There is urgent need to regulate artisanal mining in Nigeria
The spike in gold smuggling in the country has once again highlighted the socio-institutional and structural problems in our governance system. More concerning is that all that we get are tales and lamentations from those who should deal with the problem. The latest of such is from Minister of Mines and Steel Development, Uche Ogar, who disclosed that Nigeria has in the past six years lost revenue estimated at $5 billion to smuggling in gold. He made the startling disclosure while briefing the Steering Committee and Management Team of the Presidential Artisanal Gold Mining Development Initiative (PAGMI).
This outcry is distressing given the huge amount of money involved and the likely effect on the economy. But the main concern remains that there seems to be no solution to what compounds our national security challenge. Just recently, Zamfara Governor, Bello Matawalle also lamented that foreigners were coming to his state to trade in guns with locals for mineral resources, particularly Gold. It beats the imagination that any government would yield to locals the rights to mine the minerals that are subsequently exchanged for arms.

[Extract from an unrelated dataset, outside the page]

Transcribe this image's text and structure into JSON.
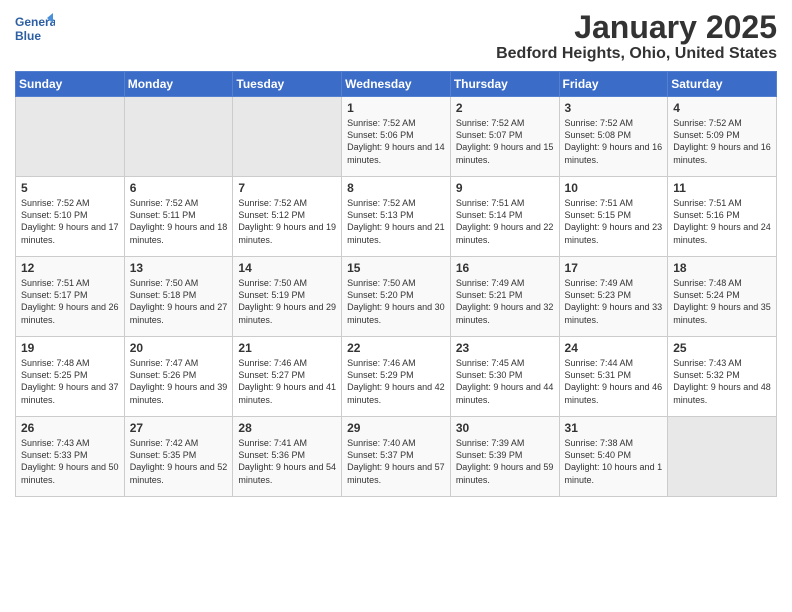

Meanwhile, the federal government should take responsibility for the situation in Zamfara for allowing the Nigerian Minerals and Mining Act 2007 to be unduly breached by artisanal miners. The act, which was passed into law on 16th March 2007 to repeal the Minerals and Mining Act, No. 34 of 1999 for the purposes of regulating the exploration and exploitation of solid materials in Nigeria, vests the control of all minerals in the Nigerian State and prohibits any unauthorised exploration or exploitation. It is estimated that 80 per cent of mining in the North-west region is carried out illegally and on artisanal basis by the local populations with external collaborators. But the federal government is dilly-dallying from taking full ownership and control of all lands in which minerals (other than oil and gas) have been found in commercial quantities in accordance with the Land Use Act.
It is unfortunate that illegal exploitation and transaction in solid minerals, particularly gold have been ongoing in Zamfara and many states in the country for several years. This practice denies the country the opportunity of reaping maximum benefits from her resources. Besides, illegal mining has been cited as one of the factors at the root of community conflict in Nigeria by criminal networks bidding to exploit untapped mineral resources that bear strategic importance and economic value.
Criminal groups in illegal mining have turned the enterprise into an organised business such that they use the proceeds to fund banditry and cattle rustling in the mining communities and incite violence among cattle breeders and farmers. Statistics put the number of people to have died in Zamfara State in the last five years because of the crisis at over 5,000. Almost on daily basis, innocent people fall victims to the conflicts by either losing their lives or being displaced in Zamfara State due to interwoven problem of banditry and illegal gold smuggling.
Some highly placed citizens are alleged to be using illegal miners as fronts in addition to colluding with foreign nationals and corporations to sell gold, which is routinely smuggled to the United Arab Emirates through Niger, Togo, Burkina Faso, and Mali. The proceeds from the illicit trading are also used to finance conflicts in the Sahel region, notably in Burkina Faso, Mali and Mauritania which are also seeing an upsurge in terrorist attacks.
Besides fanning conflicts and banditry, illegal mining has led to devastating lead poisoning of children and others from contaminated gold ore as well as significant emissions of mercury into the air and soil. There is therefore an urgent need to regulate informal mining in Nigeria.